Jan Veenstra

Personal information
- Full name: Johannes Theodorus Veenstra
- Date of birth: 21 October 1942
- Place of birth: Elden, German-occupied Netherlands
- Date of death: 27 October 2023 (aged 81)
- Place of death: Bathmen, Netherlands
- Position: Defender

Youth career
- 1954-1960: Vitesse

Senior career*
- Years: Team / Apps / (Gls)
- 1960–1967: Vitesse / 113 / (60)
- 1967–1974: Go Ahead Eagles / 152 / (5)
- 1974–1976: PEC Zwolle /  / (3)

= Jan Veenstra =

Dutch footballer (1942–2023)

Johannes Theodorus Veenstra (21 October 1942 – 27 October 2023) was a Dutch footballer who played as a defender.

==Career==
Born in Elden, Veenstra started his career at hometown club Vitesse in 1960 and scored 60 goals in 113 matches for the club.

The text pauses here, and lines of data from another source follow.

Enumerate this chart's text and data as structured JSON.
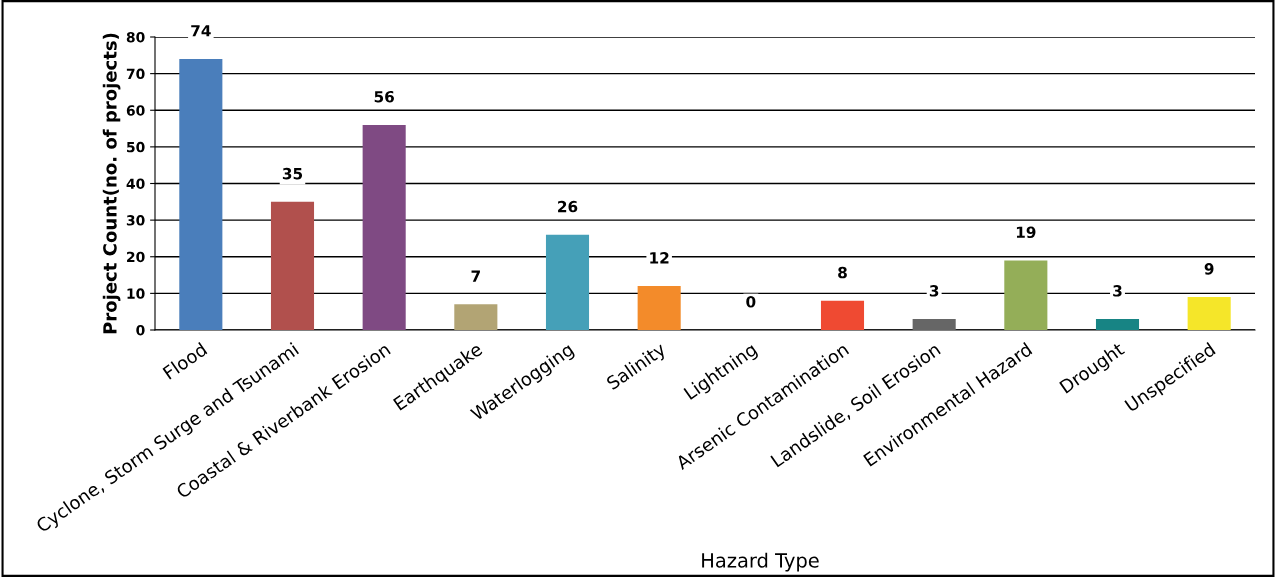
{
  "chart_data": {
    "type": "bar",
    "xlabel": "Hazard Type",
    "ylabel": "Project Count(no. of projects)",
    "categories": [
      "Flood",
      "Cyclone, Storm Surge and Tsunami",
      "Coastal & Riverbank Erosion",
      "Earthquake",
      "Waterlogging",
      "Salinity",
      "Lightning",
      "Arsenic Contamination",
      "Landslide, Soil Erosion",
      "Environmental Hazard",
      "Drought",
      "Unspecified"
    ],
    "values": [
      74,
      35,
      56,
      7,
      26,
      12,
      0,
      8,
      3,
      19,
      3,
      9
    ],
    "colors": [
      "#4a7ebb",
      "#b1504d",
      "#7f4a83",
      "#b2a474",
      "#45a0b8",
      "#f38b2a",
      "#8064a2",
      "#ef4a32",
      "#666666",
      "#94ae58",
      "#178484",
      "#f5e629"
    ],
    "ylim": [
      0,
      80
    ],
    "yticks": [
      0,
      10,
      20,
      30,
      40,
      50,
      60,
      70,
      80
    ],
    "grid": "y",
    "data_labels": true
  }
}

He was Vitesse's top goalscorer with 16 goals when they won the 1965–66 Tweede Divisie title, clinching promotion to the second tier. He then joined Go Ahead Eagles in 1967. He played 174 official games for the Deventer outfit. He finished his playing career at PEC Zwolle.

Veenstra later managed amateur sides VV Diepenveen, WZC Wapenveld, SV Schalkhaar, VV Daventria, VV Holten en Koninklijke UD.